Plebiscito sobre Carajás é aprovado pelo Senado

 O Projeto de Decreto Legislativo propõe a realização de consulta popular sobre a divisão territorial do Pará.

 Os senadores aprovaram nesta terça-feira (1º) o projeto de decreto legislativo (PDS 52/07) que trata da realização de plebiscito sobre a criação do Estado do Carajás, conforme estabelece o artigo 49, inciso XV da Constituição, com emendas da Comissão de Constituição, Justiça e Cidadania (CCJ).

Se a criação do estado vier a ser aprovada no plebiscito, este será composto por 38 municípios, no sul e sudeste do Pará, numa área de 280 mil quilômetros quadrados, com população de 1,4 milhão de habitantes. O projeto segue, agora, para a análise da Câmara dos Deputados.

O relator da matéria na CCJ, senador Valter Pereira (PMDB-MS), disse que a criação do novo estado "trará redenção econômica e prosperidade para a região". Mozarildo Cavalcanti (PTB-RR), que antecedeu Valter Pereira como relator na CCJ, disse que a aprovação da matéria constitui-se dará à população do sul e sudeste do Pará o direito de escolher se querem ou não o estado do Carajás.

Em sua análise da proposta, Valter Pereira considera que o Pará está sobrecarregado em seus serviços públicos e que a riqueza obtida com a exploração mineral não tem beneficiado a população. A divisão do Estado, portanto, "aliviaria o ônus administrativo e suas sequelas para as finanças públicas" do Pará.

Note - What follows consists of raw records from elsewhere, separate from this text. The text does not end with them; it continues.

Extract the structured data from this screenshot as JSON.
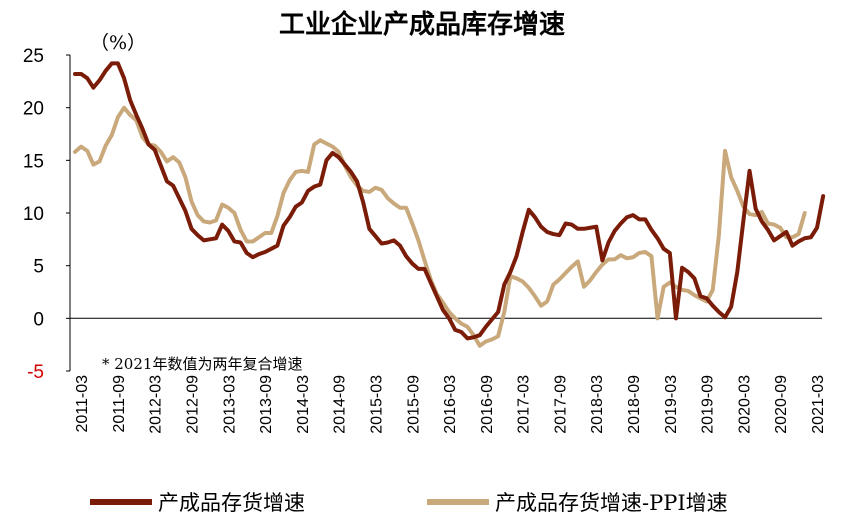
{
  "chart_data": {
    "type": "line",
    "title": "工业企业产成品库存增速",
    "unit_label": "（%）",
    "note": "* 2021年数值为两年复合增速",
    "ylim": [
      -5,
      25
    ],
    "yticks": [
      25,
      20,
      15,
      10,
      5,
      0,
      -5
    ],
    "grid": false,
    "legend_position": "bottom",
    "x_tick_labels": [
      "2011-03",
      "2011-09",
      "2012-03",
      "2012-09",
      "2013-03",
      "2013-09",
      "2014-03",
      "2014-09",
      "2015-03",
      "2015-09",
      "2016-03",
      "2016-09",
      "2017-03",
      "2017-09",
      "2018-03",
      "2018-09",
      "2019-03",
      "2019-09",
      "2020-03",
      "2020-09",
      "2021-03"
    ],
    "x_start": "2011-02",
    "x_end": "2021-03",
    "series": [
      {
        "name": "产成品存货增速",
        "color": "#7b1c08",
        "values": [
          23.2,
          23.2,
          22.8,
          21.9,
          22.6,
          23.5,
          24.2,
          24.2,
          22.8,
          20.7,
          19.3,
          18.0,
          16.5,
          16.0,
          14.5,
          13.0,
          12.6,
          11.4,
          10.2,
          8.5,
          7.9,
          7.4,
          7.5,
          7.6,
          8.9,
          8.3,
          7.3,
          7.2,
          6.2,
          5.8,
          6.1,
          6.3,
          6.6,
          6.9,
          8.8,
          9.6,
          10.6,
          11.0,
          12.1,
          12.5,
          12.7,
          15.0,
          15.7,
          15.3,
          14.6,
          13.9,
          13.0,
          11.0,
          8.5,
          7.8,
          7.1,
          7.2,
          7.4,
          6.9,
          5.9,
          5.2,
          4.7,
          4.7,
          3.4,
          2.1,
          0.8,
          0.0,
          -1.1,
          -1.3,
          -1.9,
          -1.8,
          -1.6,
          -0.8,
          -0.1,
          0.6,
          3.2,
          4.4,
          5.9,
          8.2,
          10.3,
          9.6,
          8.7,
          8.2,
          8.0,
          7.9,
          9.0,
          8.9,
          8.5,
          8.5,
          8.6,
          8.7,
          5.5,
          7.2,
          8.3,
          9.0,
          9.6,
          9.8,
          9.4,
          9.4,
          8.4,
          7.6,
          6.6,
          6.2,
          0.0,
          4.8,
          4.4,
          3.8,
          2.1,
          1.9,
          1.2,
          0.6,
          0.1,
          1.1,
          4.4,
          9.3,
          14.0,
          10.4,
          9.2,
          8.4,
          7.4,
          7.8,
          8.2,
          6.9,
          7.3,
          7.6,
          7.7,
          8.6,
          11.6
        ]
      },
      {
        "name": "产成品存货增速-PPI增速",
        "color": "#c9a97c",
        "values": [
          15.8,
          16.3,
          15.9,
          14.6,
          14.9,
          16.4,
          17.4,
          19.1,
          20.0,
          19.3,
          18.8,
          17.2,
          16.5,
          16.4,
          15.8,
          14.9,
          15.3,
          14.8,
          13.4,
          11.1,
          9.8,
          9.2,
          9.1,
          9.3,
          10.8,
          10.5,
          10.0,
          8.4,
          7.3,
          7.3,
          7.7,
          8.1,
          8.1,
          9.7,
          11.9,
          13.1,
          13.9,
          14.0,
          13.9,
          16.5,
          16.9,
          16.6,
          16.3,
          15.8,
          14.5,
          13.4,
          12.6,
          12.1,
          12.0,
          12.4,
          12.2,
          11.4,
          10.9,
          10.5,
          10.5,
          9.0,
          7.4,
          5.5,
          3.7,
          2.3,
          1.5,
          0.6,
          0.0,
          -0.5,
          -0.8,
          -1.6,
          -2.6,
          -2.2,
          -2.0,
          -1.7,
          0.6,
          4.0,
          3.8,
          3.5,
          2.9,
          2.1,
          1.2,
          1.6,
          3.2,
          3.7,
          4.3,
          4.9,
          5.4,
          3.0,
          3.6,
          4.4,
          5.1,
          5.6,
          5.6,
          6.0,
          5.7,
          5.8,
          6.2,
          6.3,
          5.9,
          0.0,
          3.0,
          3.4,
          3.0,
          2.7,
          2.6,
          2.2,
          1.9,
          1.6,
          2.7,
          7.9,
          15.9,
          13.4,
          12.1,
          10.6,
          9.9,
          9.8,
          10.1,
          9.0,
          8.9,
          8.6,
          7.7,
          7.7,
          8.0,
          10.0
        ]
      }
    ]
  }
}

Entre as diversas razões apresentadas para justificar a criação do novo Estado pelos 32 senadores que assinam o projeto, juntamente com o senador licenciado Leomar Quintanilha (PMDB-TO), está a proximidade entre governantes e governados "fator decisivo para a solução de problemas que afetam a comunidade", além da ampliação da participação popular nas iniciativas governamentais.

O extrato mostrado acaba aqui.